Police Intentional Recording Of Attorney Client Conversation Not Enough To Kill Indictment

In State v. Mazzarisi, the Appellate Division held that while the officers were prohibited from testifying and the conversation had to be excluded from trial, the intentional recording of an attorney client conversation was not enough to quell the prosecution and dismiss the indictment. In this case, the attorney brought the defendant to the police station to surrender him on charges fo attempted murder and related offenses. Upon arrival, they were placed in a room awaiting a dectective. As soon as they were placed in the room, police turned on a recording device withouth their knowledge and recorded the conversation of the attorney and defendant while they were alone in the interview room. Thereafter, defendant invoked his Fifth Amendment right not to make a statement. No information was was derived by the conversations and the record revealed that no further investigation was prompted by the conversation. No harm, no foul.

But the Court did exclude the officers testimony at trial and the state was prohibited from using any information obtained from the recorded conversation. The Court concluded this was not the case presented in State v. Sugar where the conversations led to search warrants where incriminating evidence was obtained and sought to be used against the defendant. In Sugar, the Court found a Sixth Amendment violation, but here because the conversations did not reveal defense strategy and the defendant would not suffer any prejudice at the time of trial, the indictment would not be dismissed and the case could proceed.

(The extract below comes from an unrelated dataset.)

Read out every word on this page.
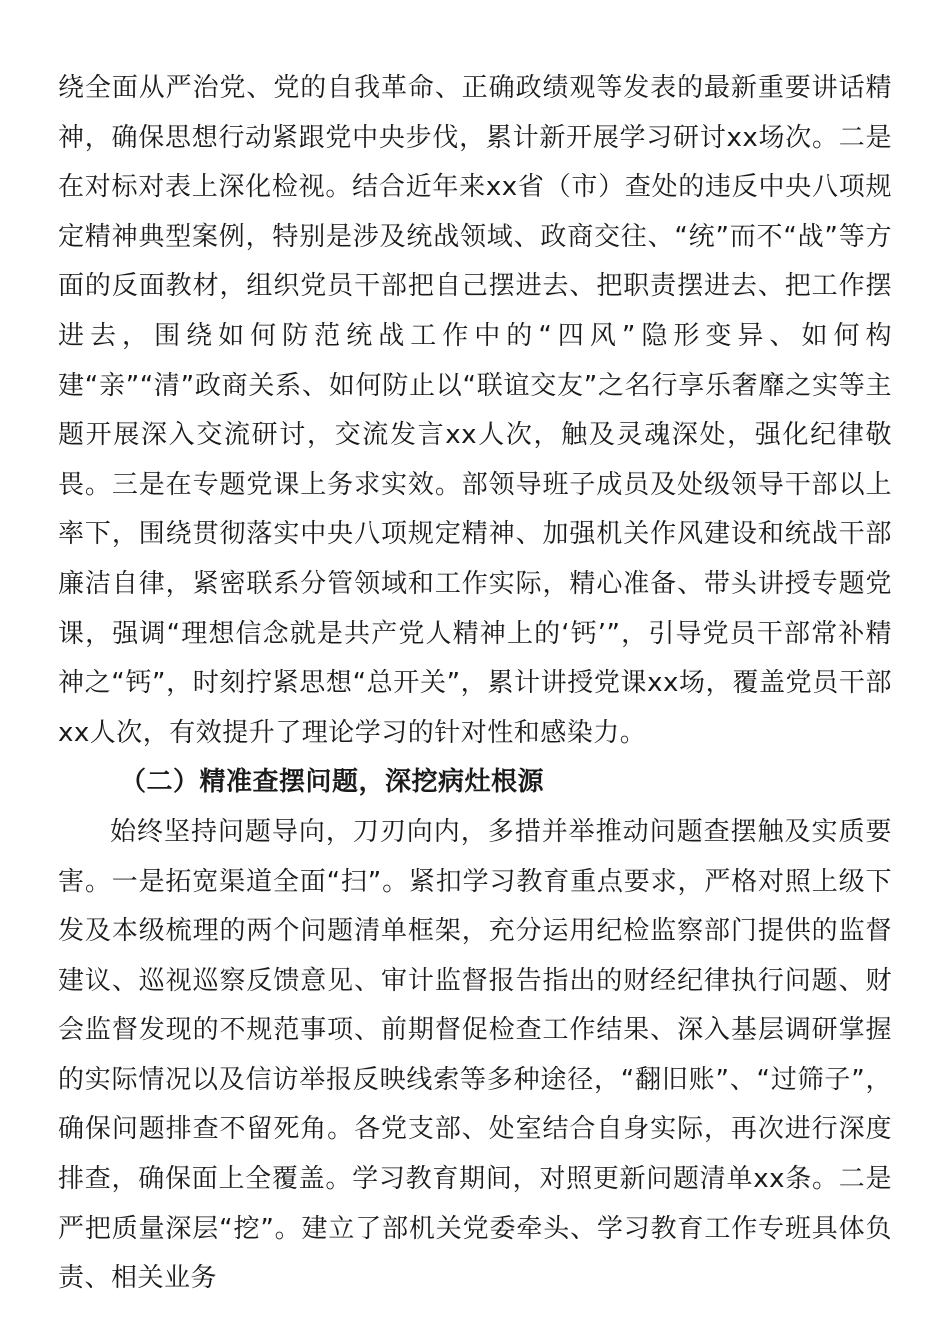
绕全面从严治党、党的自我革命、正确政绩观等发表的最新重要讲话精神，确保思想行动紧跟党中央步伐，累计新开展学习研讨xx场次。二是在对标对表上深化检视。结合近年来xx省（市）查处的违反中央八项规定精神典型案例，特别是涉及统战领域、政商交往、“统”而不“战”等方面的反面教材，组织党员干部把自己摆进去、把职责摆进去、把工作摆进去，围绕如何防范统战工作中的“四风”隐形变异、如何构建“亲”“清”政商关系、如何防止以“联谊交友”之名行享乐奢靡之实等主题开展深入交流研讨，交流发言xx人次，触及灵魂深处，强化纪律敬畏。三是在专题党课上务求实效。部领导班子成员及处级领导干部以上率下，围绕贯彻落实中央八项规定精神、加强机关作风建设和统战干部廉洁自律，紧密联系分管领域和工作实际，精心准备、带头讲授专题党课，强调“理想信念就是共产党人精神上的‘钙’”，引导党员干部常补精神之“钙”，时刻拧紧思想“总开关”，累计讲授党课xx场，覆盖党员干部xx人次，有效提升了理论学习的针对性和感染力。

（二）精准查摆问题，深挖病灶根源

始终坚持问题导向，刀刃向内，多措并举推动问题查摆触及实质要害。一是拓宽渠道全面“扫”。紧扣学习教育重点要求，严格对照上级下发及本级梳理的两个问题清单框架，充分运用纪检监察部门提供的监督建议、巡视巡察反馈意见、审计监督报告指出的财经纪律执行问题、财会监督发现的不规范事项、前期督促检查工作结果、深入基层调研掌握的实际情况以及信访举报反映线索等多种途径，“翻旧账”、“过筛子”，确保问题排查不留死角。各党支部、处室结合自身实际，再次进行深度排查，确保面上全覆盖。学习教育期间，对照更新问题清单xx条。二是严把质量深层“挖”。建立了部机关党委牵头、学习教育工作专班具体负责、相关业务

This is why most seasoned attorneys would never engage in conversation in a police station. I always tell my clients, we will talk when we get back to the office.

April 27

Domestic Violence Accusation Enough To Deny Gun Permit

In perhaps the most misguided decision this year, the Appellate Division eviscerated the Second Amendment of the United States Constitution and, in my opinion, negated the presumption of innocence. On April 22, 2015, the New Jersey Appellate Division ruled that a person ACCUSED of domestic violence and not convicted can still be denied a gun permit. WHAT? There is no disputing that the domestic violence statute is the most abused statute in the State of New Jersey. As acknowledged in State v. Hoffman, the domestic violence statute is commonly used “as a sword and not a shield”. There is no authority in the State of New Jersey for a court to order someone off their property in the absence of domestic violence. Often during a divorce when a spouse wants their soon-to-be Ex out of the house or is seeking to gain an advantage in a divorce case, false allegations of domestic violence are made. Moreover, many times there are mulitiple false allegations spanning different dates. Just because the police are called and respond to a domestic dispute does not mean an act of domestic violence was committed until there is a hearing and a finding of guilt.

But now we have the Appellate Division saying the mere, be it false, accusation of domestic violence can result in the denial of a gun permit. The justification is under the generic section of the statute which allows for a denial if there is a possible danger to “public, health, safety and welfare”. Since when is a false or unsubstantiated allegation a danger to public health, safety and welfare? Judge John Kennedy stated that the applicant in this case has shown “the potential for violent reaction”. Really – by being acquitted of domestic violence charges??? This decision must be appealed. This marks a substantial erosion of our fundemental rights and, if allowed to stand, who know what rights the Appellate Division may take away next. Perhaps this is a prelude to the Appellate Division ruling we do not have a right to trial at all! After all, who needs the right to trial, when we can assume guilt by accusation? How absurd.